Date: Wed, 17 Sep 2025 23:04:43 +0100
Subject: [PATCH 1/6] feat(agent,ui): add direct_mode command to skip repo
 analysis

---
 codetide/agents/tide/agent.py            | 184 ++++++++++++-----------
 codetide/agents/tide/ui/agent_tide_ui.py |   9 +-
 2 files changed, 105 insertions(+), 88 deletions(-)

diff --git a/codetide/agents/tide/agent.py b/codetide/agents/tide/agent.py
index 295fb69..4e0974c 100644
--- a/codetide/agents/tide/agent.py
+++ b/codetide/agents/tide/agent.py
@@ -58,6 +58,7 @@ class AgentTide(BaseModel):
     _last_code_identifers :Optional[Set[str]]=set()
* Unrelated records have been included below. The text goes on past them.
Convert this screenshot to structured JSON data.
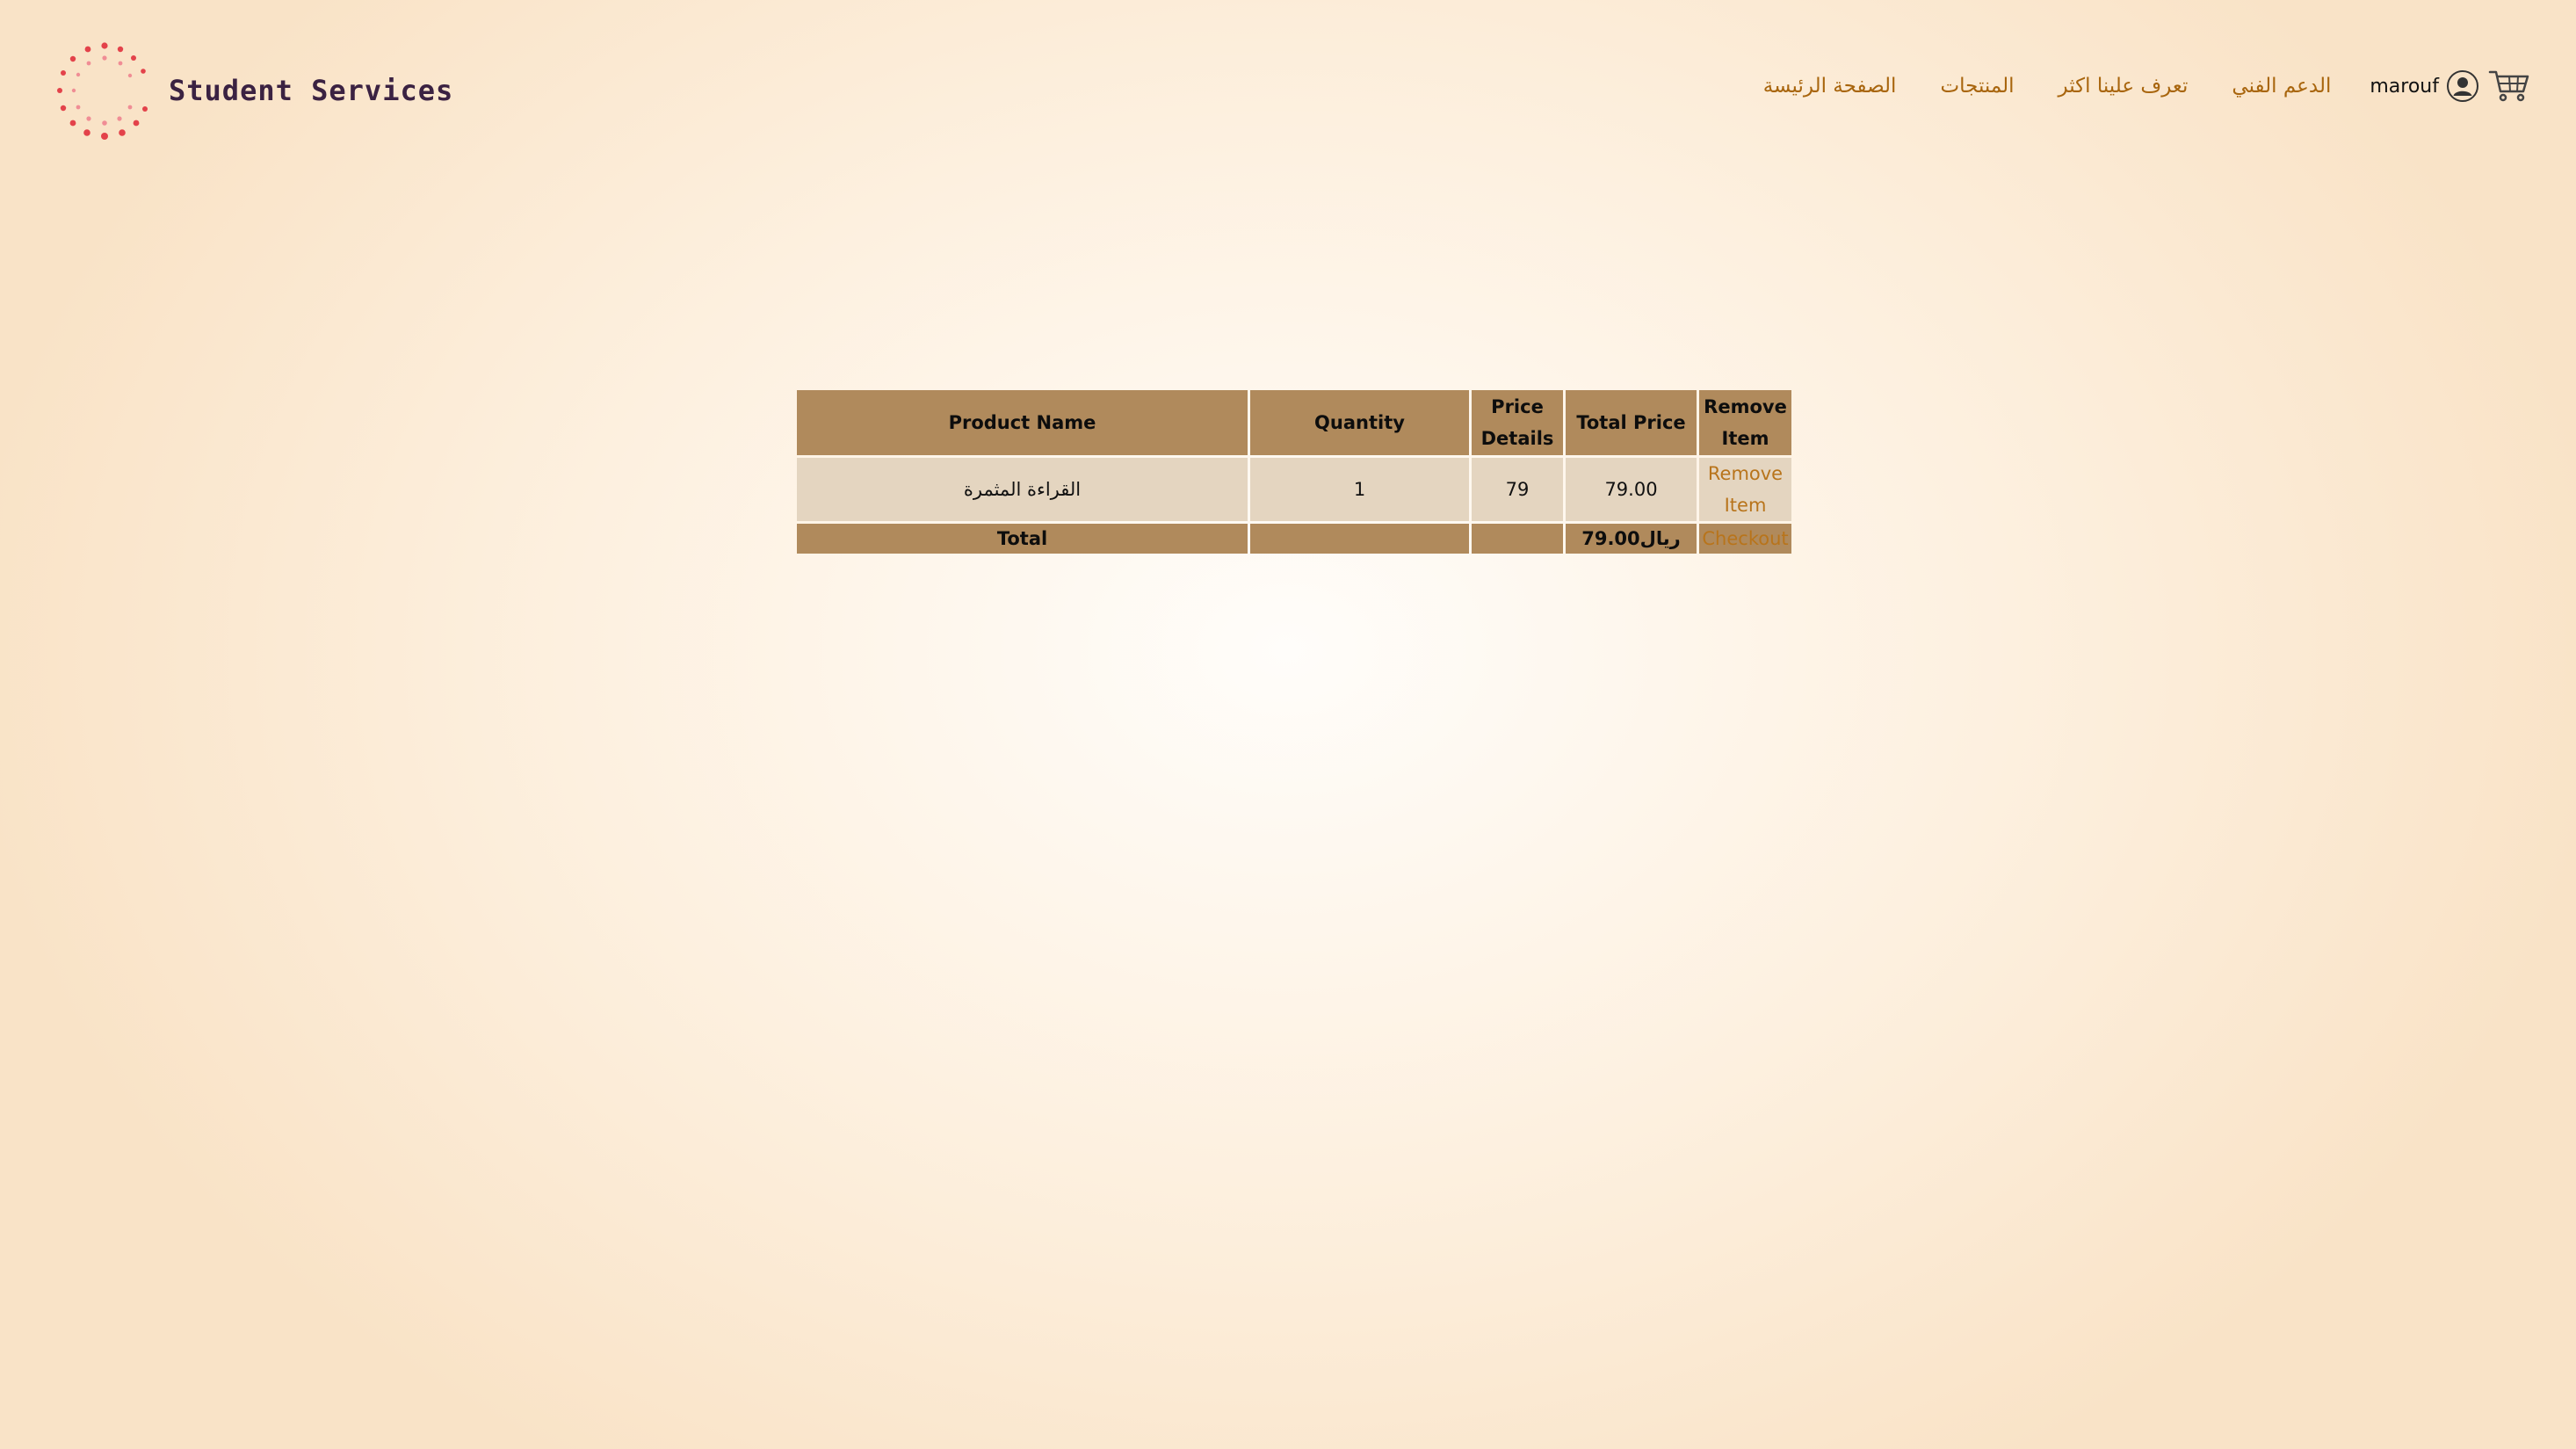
{
  "brand": {
    "name": "Student Services",
    "logo_icon": "dotted-circle-logo",
    "logo_color": "#e3424a"
  },
  "nav": {
    "links": [
      "الصفحة الرئيسة",
      "المنتجات",
      "تعرف علينا اكثر",
      "الدعم الفني"
    ],
    "username": "marouf",
    "user_icon": "user-circle-icon",
    "cart_icon": "shopping-cart-icon",
    "link_color": "#a8650d"
  },
  "cart": {
    "headers": {
      "product_name": "Product Name",
      "quantity": "Quantity",
      "price_details": "Price Details",
      "total_price": "Total Price",
      "remove_item": "Remove Item"
    },
    "rows": [
      {
        "product_name": "القراءة المثمرة",
        "quantity": "1",
        "price_details": "79",
        "total_price": "79.00",
        "remove_label": "Remove Item"
      }
    ],
    "footer": {
      "label": "Total",
      "total": "ريال79.00",
      "checkout_label": "Checkout"
    },
    "header_bg": "#b08a5c",
    "row_bg": "#e4d5c0"
  }
}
     _last_code_context :Optional[str] = None
     _has_patch :bool=False
+    _direct_mode :bool=False
 
     model_config = ConfigDict(arbitrary_types_allowed=True)
 
@@ -138,92 +139,103 @@ async def agent_loop(self, codeIdentifiers :Optional[List[str]]=None):
             ...
         else:
             autocomplete = AutoComplete(self.tide.cached_ids)
-            matches = autocomplete.extract_words_from_text("\n\n".join(self.history))
-
-            # --- Begin Unified Identifier Retrieval ---
-            identifiers_accum = set(matches["all_found_words"]) if codeIdentifiers is None else set(codeIdentifiers + matches["all_found_words"])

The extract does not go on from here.